Rund ein Jahr nach der Gründung will Suncoal expandieren. Die Suche nach einem Standort ist nicht einfach. Ein anderes Thema ist die Geheimhaltung, denn wer nicht aufpasst, wird kopiert.

  • Teilen per:
  • Teilen per:
Trockenübung: Hans-Joachim von Massow (links) und Praktikant Christoph Hallemann testen, wie schnell aus feuchtem Schlamm im Trockenschrank Kohle wird Quelle: Jens Tönnesmann

Hochbetrieb bei Suncoal Industries in Königs Wusterhausen: Im Labor stehen junge Frauen und Männer in weißen Kitteln mit Pipetten und Reagenzgläsern in den Händen. Nebenan ist Teambesprechung. Die vier Gründer Hans-Joachim von Massow, Friedrich von Ploetz, Tobias Wittmann und Christian von Olshausen stehen vor einer weißen Tafel und tragen die Aufgaben dieser Woche in eine große Tabelle ein: Woran arbeiten die Mitarbeiter und Praktikanten? Welche Testreihen stehen an, wie viele Fässer müssen mit Kohle befüllt und verschickt werden?

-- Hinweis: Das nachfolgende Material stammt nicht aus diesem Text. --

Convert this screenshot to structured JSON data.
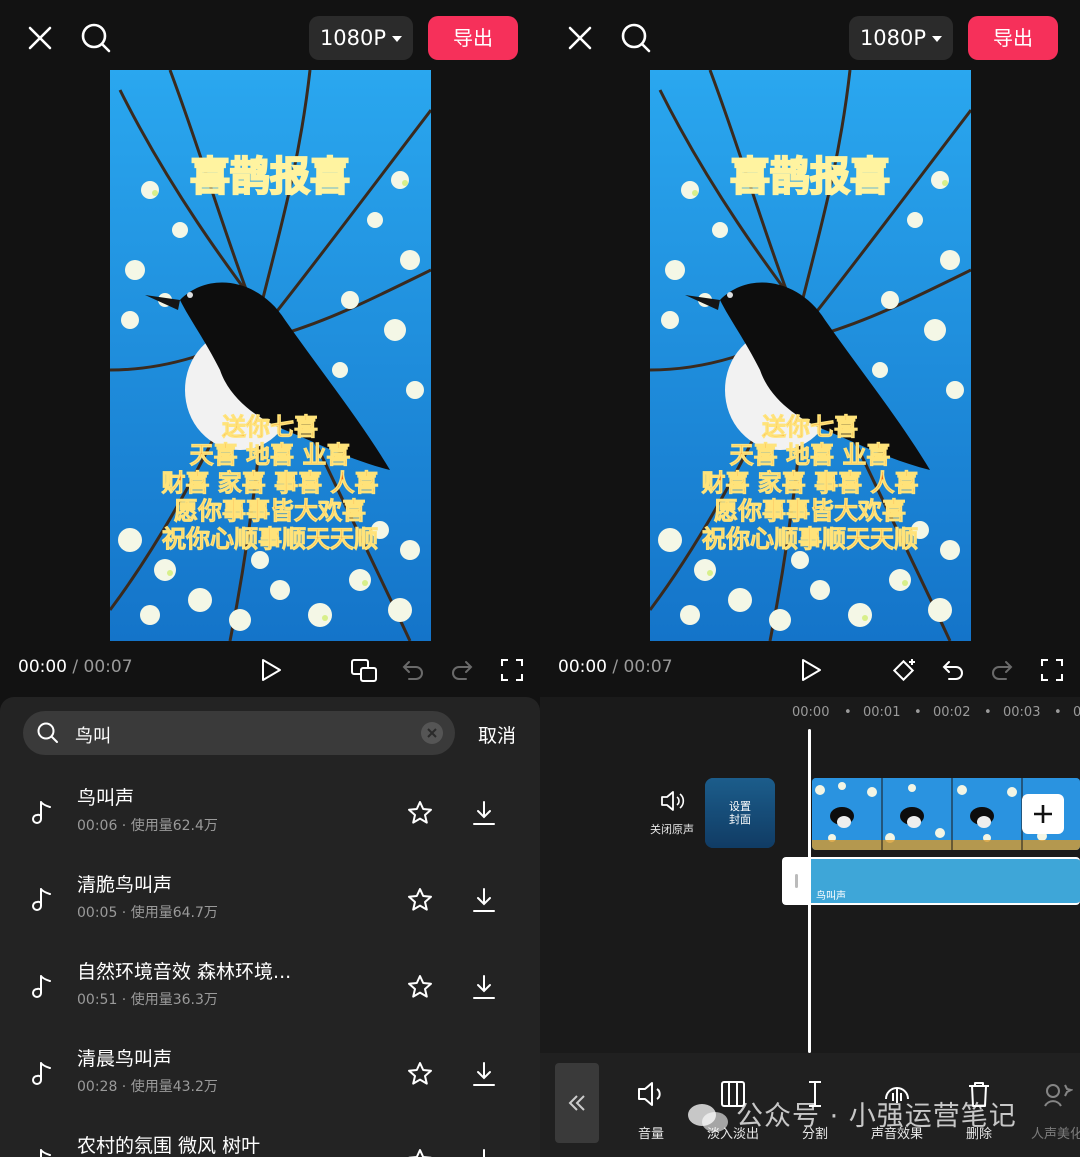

Kohle. Das ist das Produkt der vier Gründer. Besondere Kohle, die auch an diesem Morgen in der Produktionshalle entsteht. In einem großen, in silberne Isolierfolie verpackten Kessel wird Grünschnitt bei 200 Grad mit Wasser verkocht. So entsteht „Suncoal“, das dann als Energieträger verwertet werden kann. Suncoal soll einen Beitrag zum Klimaschutz leisten, indem sie fossile Kohle mit ihren schädlichen Kohlendioxidemissionen ersetzt. Außerdem löst Suncoal Entsorgungsprobleme, wenn sie aus Grünschnitt oder Bioabfällen wie Klärschlamm hergestellt wird.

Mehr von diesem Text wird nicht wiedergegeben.